Pion Condensation and Pion Star from Holographic QCD

TL;DR

This paper investigates the behavior of QCD matter at finite isospin densities using holographic models, revealing pion condensation, superfluid phases, and properties of pion stars, with results aligning with lattice QCD and chiral perturbation theory.

Contribution

It demonstrates how holographic AdS/QCD models can describe pion condensation, superfluid phases, and pion star properties, bridging holography with QCD phenomenology.

Findings

Pion condensation occurs at high isospin densities.

Holographic models match lattice QCD and chiral perturbation theory results.

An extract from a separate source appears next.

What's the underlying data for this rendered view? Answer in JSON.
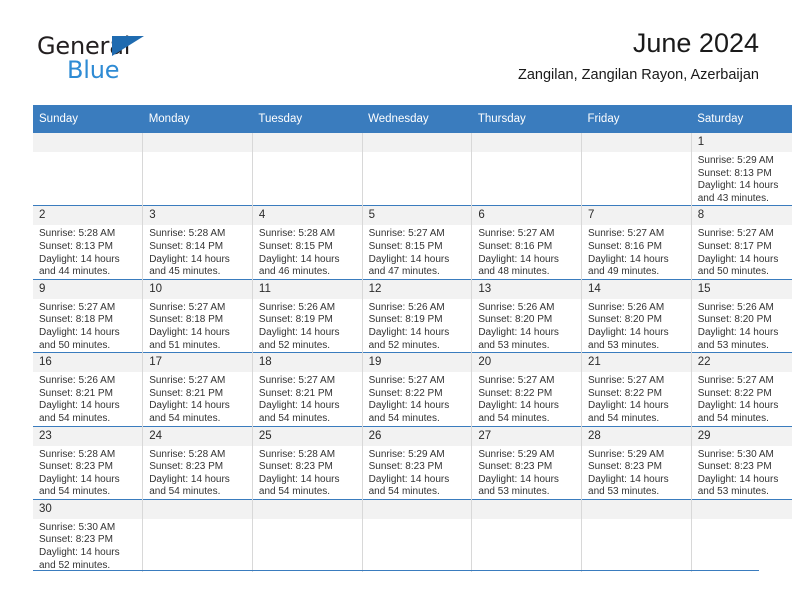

Properties of pion stars are characterized, including mass-radius relations.

Abstract

The properties of QCD matter at finite isospin densities are investigated employing holographic hard-wall and soft-wall AdS/QCD models. It is confirmed that at high enough isospin densities, charged pions start to condense and the pion superfluid phase appears in the system. It is shown that the chiral condensate and the pion condensate can be transformed to each other and form a `chiral circle' in the superfluid phase. We derived the Equation of State (EoS) for pionic matter, calculated the normalized trace anomaly $\Delta$ and $(\epsilon-3p)/m_\pi^4$, and analyzed the sound speed and adiabatic index. Additionally, we provided data on the mass-radius relation and tidal deformability of pion stars. The results indicate that the holographic models align well with lattice QCD concerning isospin density, axial-vector condensation, EoS, and trace anomaly, though discrepancies in sound speed and adiabatic index emerge at higher isospin chemical potentials. The holographic models closely match those from chiral perturbation theory ($\chi$PT), suggesting that they can be considered as five-dimensional description of $\chi$PT.